Así cambió radicalmente la vida de aquellos miserables. Pasaron del estigma de la impureza a una vida normal y pueden participar del culto divino. Entonces ocurre algo aun más asombroso que la curación misma: la actitud de uno de ellos, que va más allá de un simple gesto de educación. Quizás emocionados por su curación, los otros nueve se olvidaron de agradecer. San Lucas dice que sólo ese único hombre, “al darse cuenta que estaba curado, se volvió alabando a Dios con grande voz, se echó a los pies de Jesús y le dio las gracias”.
Es notable que el único que regresa sea precisamente un samaritano. Su estigma era doble: samaritano y leproso. Posiblemente los otros nueve eran judíos, lo que los hacía sentirse con derecho de ser beneficiados. Jesús observa entonces: “¿No han quedado limpios los diez?, ¿dónde están los otros nueve?, ¿no ha vuelto más que este extranjero para dar gloria a Dios?” No resalta la gratitud propiamente tal, sino el hecho de “dar gloria a Dios”. Jesús vive para glorificar al Padre, y esos nueve no lo hacen.
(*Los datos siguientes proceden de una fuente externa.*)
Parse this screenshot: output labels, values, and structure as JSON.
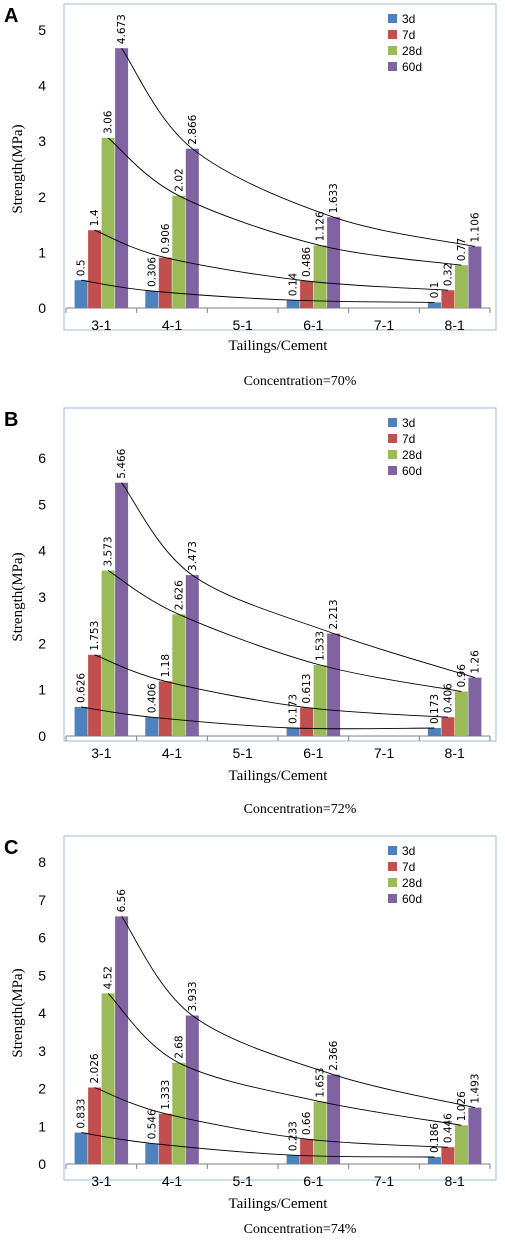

Lo más relevante del relato ocurre cuando Jesús le dice al samaritano: “Levántate y vete, tu fe te ha salvado”. La gratitud de este samaritano alcanza un valor salvífico. Es “sanado” y “salvado”. Recibe la salud corporal y espiritual. Su gratitud y glorificación al Señor abre paso a experimentar el don de la “salud” integral, que culmina con la salvación.
Quien es agradecido glorifica a Dios y le manifiesta reconocimiento, como hizo también otro leproso y extranjero. Naamán el sirio, sanado de su lepra, también volvió al Profeta Eliseo y le agradeció. Su curación, igual que el samaritano del evangelio, incide también en la fe. Reconoce al Dios de Israel y se compromete a dar culto sólo a él. Más aún, cuando el profeta no acepta el pago, Naamán pide llevar unos sacos de tierra para edificar un altar al Dios que lo ha sanado. Esta es una muy clara expresión de gratitud y sobre todo de glorificación al Señor.
Quienes celebramos la Eucaristía y nos alimentamos de ella y de la Palabra “no encadenada”, como dice san Pablo, necesitamos aprender a mostrar gratitud a Dios y a glorificarlo en todo momento de nuestra vida.